John Hinderaker of Powerline reports.

The War On Standards Comes to College Debate [with comment by Paul]

Paul has been writing about the war on standards in various aspects of our society, generally as a means of advancing the interests of minorities (or purporting to advance them, anyway). Now it appears that the decline of standards–indeed, the abolition of any standards at all–has come to the world of college debate. The Atlantic reports:

These days, an increasingly diverse group of participants has transformed debate competitions, mounting challenges to traditional form and content by incorporating personal experience, performance, and radical politics. These “alternative-style” debaters have achieved success, too, taking top honors at national collegiate tournaments over the past few years. …
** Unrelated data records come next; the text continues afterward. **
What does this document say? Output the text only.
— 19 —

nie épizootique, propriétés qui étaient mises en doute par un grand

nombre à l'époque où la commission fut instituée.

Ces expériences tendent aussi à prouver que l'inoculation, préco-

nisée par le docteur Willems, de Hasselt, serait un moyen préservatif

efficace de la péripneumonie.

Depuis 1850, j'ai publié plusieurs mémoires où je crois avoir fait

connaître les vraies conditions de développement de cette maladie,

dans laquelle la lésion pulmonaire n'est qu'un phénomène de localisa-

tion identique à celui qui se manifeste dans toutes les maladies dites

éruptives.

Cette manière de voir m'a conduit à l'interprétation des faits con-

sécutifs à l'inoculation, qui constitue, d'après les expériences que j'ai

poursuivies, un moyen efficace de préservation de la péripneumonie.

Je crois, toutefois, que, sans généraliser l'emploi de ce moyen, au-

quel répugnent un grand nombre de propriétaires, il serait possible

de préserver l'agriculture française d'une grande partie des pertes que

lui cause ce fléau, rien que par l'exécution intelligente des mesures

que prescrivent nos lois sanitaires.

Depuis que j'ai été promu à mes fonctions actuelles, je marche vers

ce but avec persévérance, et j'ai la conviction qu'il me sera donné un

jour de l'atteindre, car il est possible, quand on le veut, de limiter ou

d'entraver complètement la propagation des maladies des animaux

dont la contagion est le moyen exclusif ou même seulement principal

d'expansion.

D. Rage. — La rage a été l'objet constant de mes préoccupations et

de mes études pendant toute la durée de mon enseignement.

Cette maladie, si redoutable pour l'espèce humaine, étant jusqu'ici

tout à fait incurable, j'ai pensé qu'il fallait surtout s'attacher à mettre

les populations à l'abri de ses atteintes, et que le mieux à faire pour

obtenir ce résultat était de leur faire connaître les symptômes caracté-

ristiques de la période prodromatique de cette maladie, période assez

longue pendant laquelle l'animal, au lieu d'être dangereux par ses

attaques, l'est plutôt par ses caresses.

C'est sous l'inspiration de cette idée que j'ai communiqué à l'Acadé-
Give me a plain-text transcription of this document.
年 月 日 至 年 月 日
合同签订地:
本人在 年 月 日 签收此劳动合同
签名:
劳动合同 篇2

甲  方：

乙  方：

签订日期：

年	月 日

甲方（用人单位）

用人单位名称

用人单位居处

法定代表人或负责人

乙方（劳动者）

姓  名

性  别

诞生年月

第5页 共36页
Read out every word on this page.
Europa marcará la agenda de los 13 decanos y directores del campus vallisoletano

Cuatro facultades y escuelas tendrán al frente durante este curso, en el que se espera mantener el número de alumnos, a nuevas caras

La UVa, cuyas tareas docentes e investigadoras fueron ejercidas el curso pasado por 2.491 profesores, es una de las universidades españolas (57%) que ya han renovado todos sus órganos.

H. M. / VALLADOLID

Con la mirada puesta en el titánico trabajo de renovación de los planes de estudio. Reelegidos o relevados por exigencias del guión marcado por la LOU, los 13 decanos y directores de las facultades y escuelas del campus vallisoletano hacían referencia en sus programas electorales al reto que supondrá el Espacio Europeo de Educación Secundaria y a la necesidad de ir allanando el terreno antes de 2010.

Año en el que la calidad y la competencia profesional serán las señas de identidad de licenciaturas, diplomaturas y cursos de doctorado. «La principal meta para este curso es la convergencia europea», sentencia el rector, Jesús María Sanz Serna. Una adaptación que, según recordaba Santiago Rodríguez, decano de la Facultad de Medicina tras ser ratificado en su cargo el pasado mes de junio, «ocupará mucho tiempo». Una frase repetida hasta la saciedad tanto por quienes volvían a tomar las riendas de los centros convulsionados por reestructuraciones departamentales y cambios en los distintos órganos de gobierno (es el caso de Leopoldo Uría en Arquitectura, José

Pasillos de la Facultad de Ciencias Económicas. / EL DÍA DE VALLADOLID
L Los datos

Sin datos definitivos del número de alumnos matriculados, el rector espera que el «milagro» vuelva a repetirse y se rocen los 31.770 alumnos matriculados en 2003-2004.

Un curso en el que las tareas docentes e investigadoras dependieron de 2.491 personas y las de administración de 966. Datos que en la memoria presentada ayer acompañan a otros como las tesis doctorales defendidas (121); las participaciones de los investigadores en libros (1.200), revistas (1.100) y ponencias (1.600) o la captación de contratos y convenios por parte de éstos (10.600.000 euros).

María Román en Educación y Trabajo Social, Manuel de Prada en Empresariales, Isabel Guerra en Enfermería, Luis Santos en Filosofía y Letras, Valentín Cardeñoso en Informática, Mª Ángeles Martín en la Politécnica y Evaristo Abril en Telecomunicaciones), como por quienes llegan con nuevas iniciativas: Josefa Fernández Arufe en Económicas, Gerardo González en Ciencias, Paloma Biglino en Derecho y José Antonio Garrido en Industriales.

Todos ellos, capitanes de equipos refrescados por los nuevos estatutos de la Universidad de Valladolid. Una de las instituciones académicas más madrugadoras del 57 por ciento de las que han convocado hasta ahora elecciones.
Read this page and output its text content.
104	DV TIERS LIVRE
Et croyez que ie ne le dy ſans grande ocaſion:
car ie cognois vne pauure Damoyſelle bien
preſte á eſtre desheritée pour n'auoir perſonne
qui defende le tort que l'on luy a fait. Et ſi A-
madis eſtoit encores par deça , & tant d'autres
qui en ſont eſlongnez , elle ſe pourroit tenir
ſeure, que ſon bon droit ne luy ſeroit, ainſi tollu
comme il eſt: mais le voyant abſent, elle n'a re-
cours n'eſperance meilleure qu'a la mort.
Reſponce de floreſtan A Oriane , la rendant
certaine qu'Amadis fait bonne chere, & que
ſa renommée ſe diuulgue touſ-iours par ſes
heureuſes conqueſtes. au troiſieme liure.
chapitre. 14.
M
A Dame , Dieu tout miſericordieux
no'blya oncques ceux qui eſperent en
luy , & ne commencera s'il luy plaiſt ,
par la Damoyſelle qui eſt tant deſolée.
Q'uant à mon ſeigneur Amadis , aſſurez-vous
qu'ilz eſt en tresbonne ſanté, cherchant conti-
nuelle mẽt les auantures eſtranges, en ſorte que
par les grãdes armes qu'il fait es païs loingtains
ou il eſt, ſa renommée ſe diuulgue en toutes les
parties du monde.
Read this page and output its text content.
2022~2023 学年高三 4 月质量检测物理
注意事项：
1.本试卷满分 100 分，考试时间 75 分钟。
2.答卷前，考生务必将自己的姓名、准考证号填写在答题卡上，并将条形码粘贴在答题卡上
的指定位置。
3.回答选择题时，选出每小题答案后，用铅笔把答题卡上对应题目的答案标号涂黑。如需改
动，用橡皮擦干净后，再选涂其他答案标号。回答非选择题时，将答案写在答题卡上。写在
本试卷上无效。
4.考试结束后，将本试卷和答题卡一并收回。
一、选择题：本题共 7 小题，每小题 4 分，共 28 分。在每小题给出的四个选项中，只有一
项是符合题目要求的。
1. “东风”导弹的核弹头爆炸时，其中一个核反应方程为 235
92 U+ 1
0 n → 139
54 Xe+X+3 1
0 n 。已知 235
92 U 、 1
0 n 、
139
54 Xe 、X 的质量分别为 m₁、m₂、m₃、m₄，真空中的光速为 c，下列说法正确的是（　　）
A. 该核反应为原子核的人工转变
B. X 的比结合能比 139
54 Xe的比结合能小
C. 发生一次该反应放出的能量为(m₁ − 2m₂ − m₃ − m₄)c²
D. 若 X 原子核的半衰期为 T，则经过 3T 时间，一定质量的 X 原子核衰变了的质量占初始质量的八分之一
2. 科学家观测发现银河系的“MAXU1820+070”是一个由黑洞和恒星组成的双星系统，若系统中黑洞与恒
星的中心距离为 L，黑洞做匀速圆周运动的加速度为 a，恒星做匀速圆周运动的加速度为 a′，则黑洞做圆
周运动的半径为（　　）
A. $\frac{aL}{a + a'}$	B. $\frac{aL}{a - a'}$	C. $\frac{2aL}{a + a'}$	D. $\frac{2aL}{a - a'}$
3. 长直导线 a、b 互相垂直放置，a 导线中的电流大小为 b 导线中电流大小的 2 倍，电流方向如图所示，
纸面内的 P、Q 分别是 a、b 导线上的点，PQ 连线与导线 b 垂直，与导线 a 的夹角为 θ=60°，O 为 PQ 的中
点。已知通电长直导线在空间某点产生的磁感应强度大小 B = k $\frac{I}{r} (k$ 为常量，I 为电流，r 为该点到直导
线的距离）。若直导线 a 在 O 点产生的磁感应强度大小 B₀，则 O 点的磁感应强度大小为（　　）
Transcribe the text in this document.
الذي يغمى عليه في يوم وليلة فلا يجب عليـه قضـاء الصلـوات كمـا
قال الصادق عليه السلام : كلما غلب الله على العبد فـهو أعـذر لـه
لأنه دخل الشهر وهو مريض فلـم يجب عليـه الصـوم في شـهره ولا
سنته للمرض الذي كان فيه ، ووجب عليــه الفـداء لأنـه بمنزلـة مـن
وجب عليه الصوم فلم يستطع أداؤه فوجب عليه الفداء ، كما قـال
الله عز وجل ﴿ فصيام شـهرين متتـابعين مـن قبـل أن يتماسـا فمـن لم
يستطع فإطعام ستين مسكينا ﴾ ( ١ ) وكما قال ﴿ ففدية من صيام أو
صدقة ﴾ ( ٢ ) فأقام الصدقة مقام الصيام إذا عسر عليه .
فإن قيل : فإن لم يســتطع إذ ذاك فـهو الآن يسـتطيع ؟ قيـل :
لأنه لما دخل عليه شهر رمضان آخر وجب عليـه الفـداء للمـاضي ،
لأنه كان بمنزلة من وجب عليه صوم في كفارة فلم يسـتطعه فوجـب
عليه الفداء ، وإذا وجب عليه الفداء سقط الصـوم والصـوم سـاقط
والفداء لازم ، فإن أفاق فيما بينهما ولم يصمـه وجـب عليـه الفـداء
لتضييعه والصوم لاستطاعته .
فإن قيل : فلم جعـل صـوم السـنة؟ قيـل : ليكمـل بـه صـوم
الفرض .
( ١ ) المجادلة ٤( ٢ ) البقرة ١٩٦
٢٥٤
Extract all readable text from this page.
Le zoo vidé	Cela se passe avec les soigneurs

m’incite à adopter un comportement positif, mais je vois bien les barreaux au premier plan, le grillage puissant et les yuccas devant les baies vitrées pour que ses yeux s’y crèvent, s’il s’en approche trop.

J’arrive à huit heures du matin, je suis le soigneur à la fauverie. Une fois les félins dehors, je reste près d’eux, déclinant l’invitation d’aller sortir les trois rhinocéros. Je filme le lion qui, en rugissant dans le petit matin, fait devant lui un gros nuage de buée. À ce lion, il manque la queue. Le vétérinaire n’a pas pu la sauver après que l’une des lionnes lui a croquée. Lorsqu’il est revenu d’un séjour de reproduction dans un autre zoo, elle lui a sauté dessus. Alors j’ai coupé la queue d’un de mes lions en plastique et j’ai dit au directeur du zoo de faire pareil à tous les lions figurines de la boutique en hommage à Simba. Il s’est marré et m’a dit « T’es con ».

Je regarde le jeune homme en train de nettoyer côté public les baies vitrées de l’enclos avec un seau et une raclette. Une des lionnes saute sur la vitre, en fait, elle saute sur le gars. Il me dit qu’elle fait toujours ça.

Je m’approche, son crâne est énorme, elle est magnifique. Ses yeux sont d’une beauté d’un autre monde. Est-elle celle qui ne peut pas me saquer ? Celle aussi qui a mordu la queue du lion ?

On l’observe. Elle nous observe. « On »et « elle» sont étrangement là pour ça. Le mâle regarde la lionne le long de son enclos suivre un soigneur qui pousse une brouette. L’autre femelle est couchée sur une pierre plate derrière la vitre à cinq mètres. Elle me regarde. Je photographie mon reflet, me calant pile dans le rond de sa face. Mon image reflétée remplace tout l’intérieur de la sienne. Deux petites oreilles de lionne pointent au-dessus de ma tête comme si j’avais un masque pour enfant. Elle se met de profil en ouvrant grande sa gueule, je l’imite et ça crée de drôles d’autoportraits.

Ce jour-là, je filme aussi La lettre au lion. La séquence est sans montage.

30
On March 24, 2014 at the Cross Examination Debate Association (CEDA) Championships at Indiana University, two Towson University students, Ameena Ruffin and Korey Johnson, became the first African-American women to win a national college debate tournament, for which the resolution asked whether the U.S. president’s war powers should be restricted. Rather than address the resolution straight on, Ruffin and Johnson, along with other teams of African-Americans, attacked its premise. The more pressing issue, they argued, is how the U.S. government is at war with poor black communities.

In the final round, Ruffin and Johnson squared off against Rashid Campbell and George Lee from the University of Oklahoma, two highly accomplished African-American debaters with distinctive dreadlocks and dashikis. Over four hours, the two teams engaged in a heated discussion of concepts like “nigga authenticity” and performed hip-hop and spoken-word poetry in the traditional timed format. At one point during Lee’s rebuttal, the clock ran out but he refused to yield the floor. “Fuck the time!” he yelled.